ABSTRACT

In the past thirty years, power has become one of the most ubiquitous keywords of cultural studies and critical theory. Brought to prominence by two discrete but overlapping intellectual genealogies—the translation of Michel Foucault’s work into English and the rise of ethnic and postcolonial studies—power is now an unavoidable category for thinking about cultural texts and identities in a comparative context. To be sure, no singular meaning of power circulates in such thinking. Indeed, the concept possesses completely opposed attributes in much contemporary thought: traditional understandings of power as a repressive, centralized, and hierarchical possession continue to attract adherents despite Foucault’s famous dictum declaring that “we need to cut off the King’s head” and think of power instead as a productive, dispersed, and immanent relation (Foucault 1980b: 121 and passim).
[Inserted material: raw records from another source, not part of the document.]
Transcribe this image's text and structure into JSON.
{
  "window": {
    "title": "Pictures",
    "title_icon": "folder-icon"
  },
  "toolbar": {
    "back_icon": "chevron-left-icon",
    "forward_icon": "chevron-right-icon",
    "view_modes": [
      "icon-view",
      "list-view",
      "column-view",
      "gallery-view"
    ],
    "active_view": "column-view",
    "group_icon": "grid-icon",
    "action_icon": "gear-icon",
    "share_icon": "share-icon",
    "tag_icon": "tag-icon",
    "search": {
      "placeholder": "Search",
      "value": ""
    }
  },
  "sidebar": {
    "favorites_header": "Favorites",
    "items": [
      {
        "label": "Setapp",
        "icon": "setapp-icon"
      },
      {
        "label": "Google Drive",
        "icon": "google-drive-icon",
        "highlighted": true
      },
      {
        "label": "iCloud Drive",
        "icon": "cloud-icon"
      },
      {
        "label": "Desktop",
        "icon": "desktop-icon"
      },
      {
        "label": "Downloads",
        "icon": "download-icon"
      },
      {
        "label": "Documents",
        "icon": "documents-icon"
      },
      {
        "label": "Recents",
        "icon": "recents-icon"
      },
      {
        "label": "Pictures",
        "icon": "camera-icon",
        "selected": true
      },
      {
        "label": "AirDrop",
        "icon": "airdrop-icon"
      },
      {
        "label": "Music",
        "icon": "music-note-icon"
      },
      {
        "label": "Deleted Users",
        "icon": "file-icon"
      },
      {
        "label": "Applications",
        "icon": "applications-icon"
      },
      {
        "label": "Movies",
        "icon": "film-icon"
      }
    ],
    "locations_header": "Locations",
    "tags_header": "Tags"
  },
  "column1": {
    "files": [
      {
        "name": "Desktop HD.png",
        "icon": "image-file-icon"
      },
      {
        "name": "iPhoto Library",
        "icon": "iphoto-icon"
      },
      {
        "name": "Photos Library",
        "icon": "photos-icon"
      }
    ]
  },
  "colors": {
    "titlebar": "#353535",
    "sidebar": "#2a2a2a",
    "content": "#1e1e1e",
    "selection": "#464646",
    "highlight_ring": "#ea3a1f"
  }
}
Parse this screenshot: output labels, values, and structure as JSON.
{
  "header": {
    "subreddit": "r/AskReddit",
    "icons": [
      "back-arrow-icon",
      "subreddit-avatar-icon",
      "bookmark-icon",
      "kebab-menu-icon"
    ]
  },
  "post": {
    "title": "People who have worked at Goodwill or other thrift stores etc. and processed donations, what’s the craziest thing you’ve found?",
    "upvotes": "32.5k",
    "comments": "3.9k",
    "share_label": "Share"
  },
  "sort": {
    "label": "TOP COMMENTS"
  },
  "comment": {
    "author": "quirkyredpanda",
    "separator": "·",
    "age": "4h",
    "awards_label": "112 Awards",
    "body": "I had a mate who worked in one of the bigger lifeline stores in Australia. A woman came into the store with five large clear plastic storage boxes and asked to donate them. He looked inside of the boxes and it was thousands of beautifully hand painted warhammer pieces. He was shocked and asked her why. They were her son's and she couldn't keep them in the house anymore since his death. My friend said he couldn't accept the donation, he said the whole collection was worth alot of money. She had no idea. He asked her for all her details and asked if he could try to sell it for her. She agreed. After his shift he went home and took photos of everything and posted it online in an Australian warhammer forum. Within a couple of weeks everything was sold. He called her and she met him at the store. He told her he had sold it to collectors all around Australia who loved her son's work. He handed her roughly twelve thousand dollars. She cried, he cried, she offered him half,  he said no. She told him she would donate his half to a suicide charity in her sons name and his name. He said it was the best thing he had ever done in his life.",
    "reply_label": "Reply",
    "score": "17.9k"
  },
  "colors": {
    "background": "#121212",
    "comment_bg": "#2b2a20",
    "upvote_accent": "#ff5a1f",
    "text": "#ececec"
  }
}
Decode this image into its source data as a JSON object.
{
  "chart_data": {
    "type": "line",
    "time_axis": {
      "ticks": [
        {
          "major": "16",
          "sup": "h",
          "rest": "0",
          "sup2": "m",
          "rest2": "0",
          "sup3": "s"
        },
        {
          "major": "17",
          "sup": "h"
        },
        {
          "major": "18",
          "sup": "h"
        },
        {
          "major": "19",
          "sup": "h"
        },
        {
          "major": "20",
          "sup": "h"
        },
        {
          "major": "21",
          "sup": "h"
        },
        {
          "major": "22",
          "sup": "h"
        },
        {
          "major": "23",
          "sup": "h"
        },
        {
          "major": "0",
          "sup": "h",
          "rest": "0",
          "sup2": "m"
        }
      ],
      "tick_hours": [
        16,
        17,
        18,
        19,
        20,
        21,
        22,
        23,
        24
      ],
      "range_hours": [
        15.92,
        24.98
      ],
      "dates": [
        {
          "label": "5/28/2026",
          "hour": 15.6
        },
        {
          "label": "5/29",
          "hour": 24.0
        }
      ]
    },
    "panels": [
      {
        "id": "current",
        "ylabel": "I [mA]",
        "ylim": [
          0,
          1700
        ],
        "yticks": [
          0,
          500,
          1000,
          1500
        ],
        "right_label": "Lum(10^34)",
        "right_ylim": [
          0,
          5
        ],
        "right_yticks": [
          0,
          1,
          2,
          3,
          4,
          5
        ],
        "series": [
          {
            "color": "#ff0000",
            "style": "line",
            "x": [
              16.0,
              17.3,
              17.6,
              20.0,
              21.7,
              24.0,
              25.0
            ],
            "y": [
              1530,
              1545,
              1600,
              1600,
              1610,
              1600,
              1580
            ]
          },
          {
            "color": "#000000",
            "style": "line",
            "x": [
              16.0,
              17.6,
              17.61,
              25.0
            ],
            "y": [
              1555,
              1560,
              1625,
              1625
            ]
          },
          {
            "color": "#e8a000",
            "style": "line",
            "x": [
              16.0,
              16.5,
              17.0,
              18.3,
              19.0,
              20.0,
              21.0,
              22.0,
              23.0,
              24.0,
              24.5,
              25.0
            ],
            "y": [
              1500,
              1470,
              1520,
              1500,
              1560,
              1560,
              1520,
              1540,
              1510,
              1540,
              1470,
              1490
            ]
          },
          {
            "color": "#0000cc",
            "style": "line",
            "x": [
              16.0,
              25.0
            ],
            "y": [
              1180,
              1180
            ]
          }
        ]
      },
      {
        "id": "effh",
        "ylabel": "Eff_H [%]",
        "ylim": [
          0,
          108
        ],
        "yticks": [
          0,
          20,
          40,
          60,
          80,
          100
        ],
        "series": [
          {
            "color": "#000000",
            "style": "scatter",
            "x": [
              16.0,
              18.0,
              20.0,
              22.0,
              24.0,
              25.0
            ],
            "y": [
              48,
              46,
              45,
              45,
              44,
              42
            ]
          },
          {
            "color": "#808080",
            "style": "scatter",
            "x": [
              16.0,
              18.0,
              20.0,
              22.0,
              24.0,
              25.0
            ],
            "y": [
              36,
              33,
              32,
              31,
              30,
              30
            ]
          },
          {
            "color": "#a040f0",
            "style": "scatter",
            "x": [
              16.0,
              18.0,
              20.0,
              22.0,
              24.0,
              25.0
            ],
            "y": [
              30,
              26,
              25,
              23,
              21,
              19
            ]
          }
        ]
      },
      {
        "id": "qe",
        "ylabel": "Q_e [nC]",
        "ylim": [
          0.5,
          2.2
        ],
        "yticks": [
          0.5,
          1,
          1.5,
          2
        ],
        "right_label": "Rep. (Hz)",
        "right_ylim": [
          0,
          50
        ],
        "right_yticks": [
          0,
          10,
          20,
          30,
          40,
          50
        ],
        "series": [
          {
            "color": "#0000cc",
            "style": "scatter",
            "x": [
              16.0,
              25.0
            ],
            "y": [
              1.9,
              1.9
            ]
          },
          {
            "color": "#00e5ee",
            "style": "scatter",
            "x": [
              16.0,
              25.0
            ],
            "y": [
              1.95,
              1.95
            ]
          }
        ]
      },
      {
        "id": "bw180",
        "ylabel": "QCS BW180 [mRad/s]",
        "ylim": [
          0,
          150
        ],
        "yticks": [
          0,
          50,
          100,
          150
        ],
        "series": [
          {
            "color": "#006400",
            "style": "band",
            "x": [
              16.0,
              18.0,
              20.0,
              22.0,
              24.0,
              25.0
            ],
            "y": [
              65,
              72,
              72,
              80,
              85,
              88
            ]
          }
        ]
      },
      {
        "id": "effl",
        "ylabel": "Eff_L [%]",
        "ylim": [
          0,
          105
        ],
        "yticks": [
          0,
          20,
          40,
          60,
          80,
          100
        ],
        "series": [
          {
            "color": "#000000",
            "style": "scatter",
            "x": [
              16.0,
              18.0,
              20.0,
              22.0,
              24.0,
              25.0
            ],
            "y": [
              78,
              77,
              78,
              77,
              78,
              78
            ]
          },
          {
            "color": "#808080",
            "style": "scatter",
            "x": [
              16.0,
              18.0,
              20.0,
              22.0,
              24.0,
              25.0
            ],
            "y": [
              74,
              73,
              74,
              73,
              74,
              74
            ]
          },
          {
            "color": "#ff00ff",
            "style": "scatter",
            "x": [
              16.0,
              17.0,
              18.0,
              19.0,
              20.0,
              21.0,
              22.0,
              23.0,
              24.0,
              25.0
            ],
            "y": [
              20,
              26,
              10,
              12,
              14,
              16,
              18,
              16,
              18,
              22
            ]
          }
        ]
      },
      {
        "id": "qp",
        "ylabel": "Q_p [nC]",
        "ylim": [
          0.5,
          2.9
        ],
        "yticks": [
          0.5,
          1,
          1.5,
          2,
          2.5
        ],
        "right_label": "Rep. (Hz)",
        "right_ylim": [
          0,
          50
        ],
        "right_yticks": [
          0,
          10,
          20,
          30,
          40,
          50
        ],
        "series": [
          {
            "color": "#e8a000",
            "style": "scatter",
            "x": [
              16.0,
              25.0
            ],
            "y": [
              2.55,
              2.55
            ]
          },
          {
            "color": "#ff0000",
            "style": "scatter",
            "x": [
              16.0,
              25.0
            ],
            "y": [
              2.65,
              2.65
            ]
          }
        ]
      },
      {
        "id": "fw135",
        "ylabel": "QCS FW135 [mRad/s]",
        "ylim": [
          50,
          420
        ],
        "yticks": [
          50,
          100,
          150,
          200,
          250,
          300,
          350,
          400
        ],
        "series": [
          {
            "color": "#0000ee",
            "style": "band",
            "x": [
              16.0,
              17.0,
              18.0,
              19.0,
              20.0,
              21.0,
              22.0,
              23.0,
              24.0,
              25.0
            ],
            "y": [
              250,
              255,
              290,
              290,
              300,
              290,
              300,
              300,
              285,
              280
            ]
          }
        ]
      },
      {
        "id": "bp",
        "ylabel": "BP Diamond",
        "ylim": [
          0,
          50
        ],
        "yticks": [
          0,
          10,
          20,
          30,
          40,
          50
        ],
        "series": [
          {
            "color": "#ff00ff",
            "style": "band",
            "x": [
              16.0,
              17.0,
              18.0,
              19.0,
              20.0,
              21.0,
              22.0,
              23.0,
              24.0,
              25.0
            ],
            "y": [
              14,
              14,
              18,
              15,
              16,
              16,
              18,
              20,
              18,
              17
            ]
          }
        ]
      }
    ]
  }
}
While theorists emerging out of the ethnic and postcolonial studies traditions draw increasingly on figures such as Foucault, work in those areas also maintains some of the political urgency associated with compelling pre-Foucauldian notions of power hierarchies configured around variables such as race, class, sexuality, and gender. Against that backdrop, this chapter will argue that a serious and unsentimental consideration of Jewish cultures and histories can help illuminate the contradictory guises power takes in critical theory at large.